Hacker News new | ask | show | jobs
by WalterBright 1114 days ago
Your phone camera, hand held, is plenty good enough to digitize each page. Even if they don't lay flat. You could pay a student to just photograph each page. The cost is minimal.

Before anyone says "this will never work! It must be done by $$$$$ professionals! It requires $$$$ equipment!" just pick a book, any book, off your bookshelf, open it up, and take a phone photo.

P.S. It works better with daylight providing enough light through the windows.

2 comments

You make a good point, but there also could be more to it than that:

- Need to make sure the photographers are careful not to damage fragile pages

- Need a system of organization (syncing ten thousand default-named iphone pics with no labels is not ideal)

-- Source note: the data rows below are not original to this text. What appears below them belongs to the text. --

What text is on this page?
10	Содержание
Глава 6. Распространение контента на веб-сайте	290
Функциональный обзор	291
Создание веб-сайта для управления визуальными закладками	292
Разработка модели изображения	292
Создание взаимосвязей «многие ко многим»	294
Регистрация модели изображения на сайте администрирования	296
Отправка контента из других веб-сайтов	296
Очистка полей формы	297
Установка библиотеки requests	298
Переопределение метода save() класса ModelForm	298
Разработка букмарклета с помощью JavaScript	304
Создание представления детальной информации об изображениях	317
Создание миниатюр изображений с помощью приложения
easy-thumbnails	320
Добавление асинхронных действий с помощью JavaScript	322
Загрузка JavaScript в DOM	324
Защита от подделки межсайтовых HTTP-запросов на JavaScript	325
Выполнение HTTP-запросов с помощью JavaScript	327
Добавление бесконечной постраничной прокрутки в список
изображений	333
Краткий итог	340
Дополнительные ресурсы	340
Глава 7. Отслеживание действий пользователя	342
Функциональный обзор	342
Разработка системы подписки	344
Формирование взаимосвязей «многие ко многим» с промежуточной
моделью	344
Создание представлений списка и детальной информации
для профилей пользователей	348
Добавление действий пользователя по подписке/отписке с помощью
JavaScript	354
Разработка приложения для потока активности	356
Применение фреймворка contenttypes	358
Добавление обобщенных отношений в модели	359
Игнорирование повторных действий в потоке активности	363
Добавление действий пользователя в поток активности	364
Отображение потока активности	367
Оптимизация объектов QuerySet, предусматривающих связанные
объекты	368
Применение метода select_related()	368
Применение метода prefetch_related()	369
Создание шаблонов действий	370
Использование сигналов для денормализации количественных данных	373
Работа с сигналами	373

- You might be ignoring important differences between modern published books on your bookshelf and these materials (ex. maybe font is not same size, maybe font is not modern English, maybe characters are not printed consistently, maybe pages are dirty, all of which could impact OCR-friendliness of an iphone pic compared to something else

- There might even be valuable information in markings below the topmost visible layer which could be revealed by scanning equipment (especially for example if pages are stuck together)

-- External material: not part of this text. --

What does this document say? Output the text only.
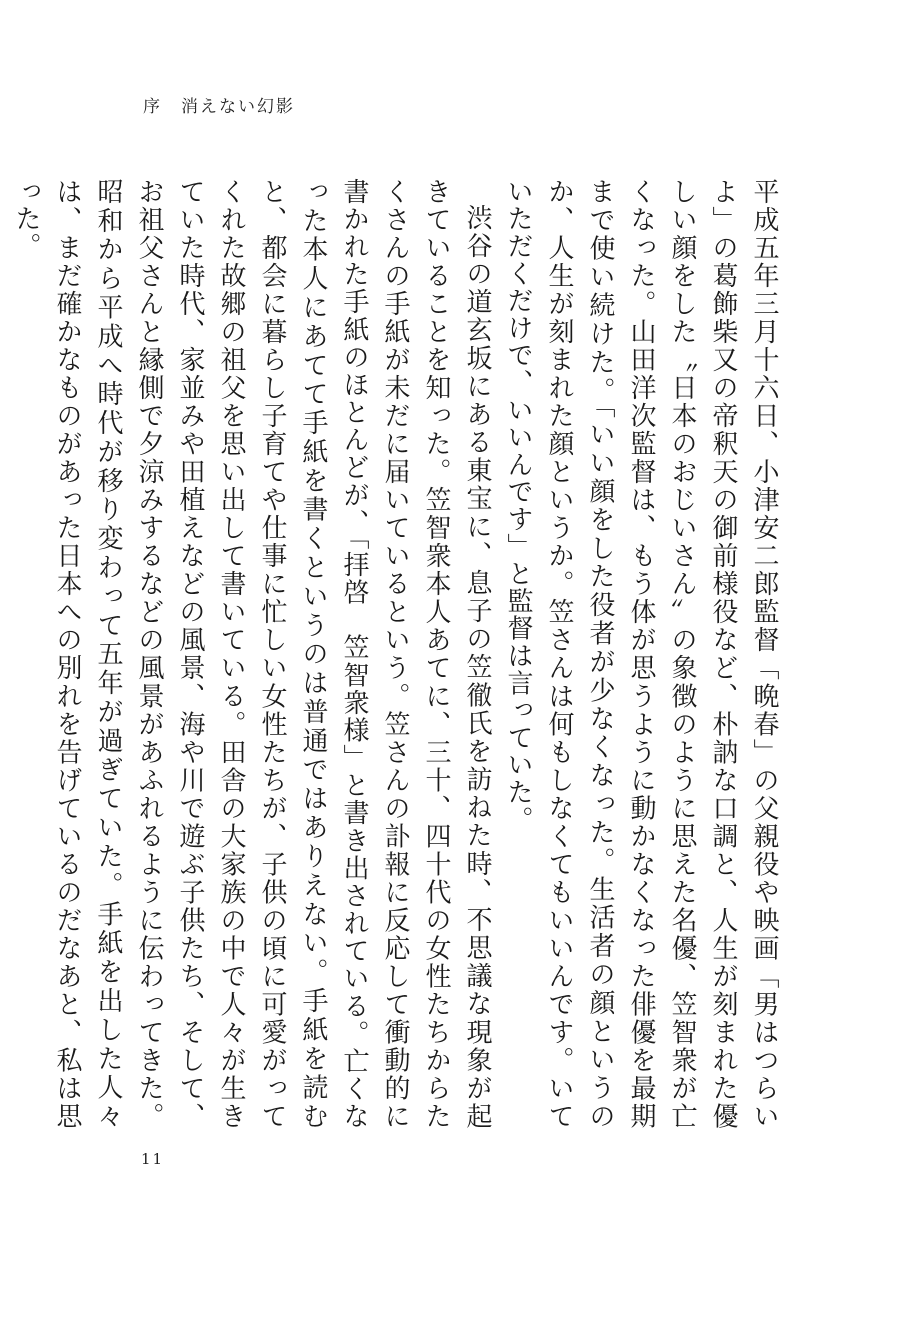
序　消えない幻影

平成五年三月十六日、小津安二郎監督「晩春」の父親役や映画「男はつらいよ」の葛飾柴又の帝釈天の御前様役など、朴訥な口調と、人生が刻まれた優しい顔をした〝日本のおじいさん〟の象徴のように思えた名優、笠智衆が亡くなった。山田洋次監督は、もう体が思うように動かなくなった俳優を最期まで使い続けた。「いい顔をした役者が少なくなった。生活者の顔というのか、人生が刻まれた顔というか。笠さんは何もしなくてもいいんです。いていただくだけで、いいんです」と監督は言っていた。

渋谷の道玄坂にある東宝に、息子の笠徹氏を訪ねた時、不思議な現象が起きていることを知った。笠智衆本人あてに、三十、四十代の女性たちからたくさんの手紙が未だに届いているという。笠さんの訃報に反応して衝動的に書かれた手紙のほとんどが、「拝啓　笠智衆様」と書き出されている。亡くなった本人にあてて手紙を書くというのは普通ではありえない。手紙を読むと、都会に暮らし子育てや仕事に忙しい女性たちが、子供の頃に可愛がってくれた故郷の祖父を思い出して書いている。田舎の大家族の中で人々が生きていた時代、家並みや田植えなどの風景、海や川で遊ぶ子供たち、そして、お祖父さんと縁側で夕涼みするなどの風景があふれるように伝わってきた。昭和から平成へ時代が移り変わって五年が過ぎていた。手紙を出した人々は、まだ確かなものがあった日本への別れを告げているのだなあと、私は思った。

11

And that's just off the top of my head, without real domain knowledge.

It's not about OCR or dirt. It's about taking an image. I doubt OCR would work on any of them, whether you use a $$$$$ archivist to photograph the pages or not.

As for below the topmost layer, you're right, an iphone camera won't do it. But worrying about that comes much, much later.

Scantailor Advanced will also help process the images into something resembling a readable scan.

But indeed, as long as you have some images you can dump then onto the Internet Archive for immediate posterity (and hope they don't go under when the lawsuit determines a penalty).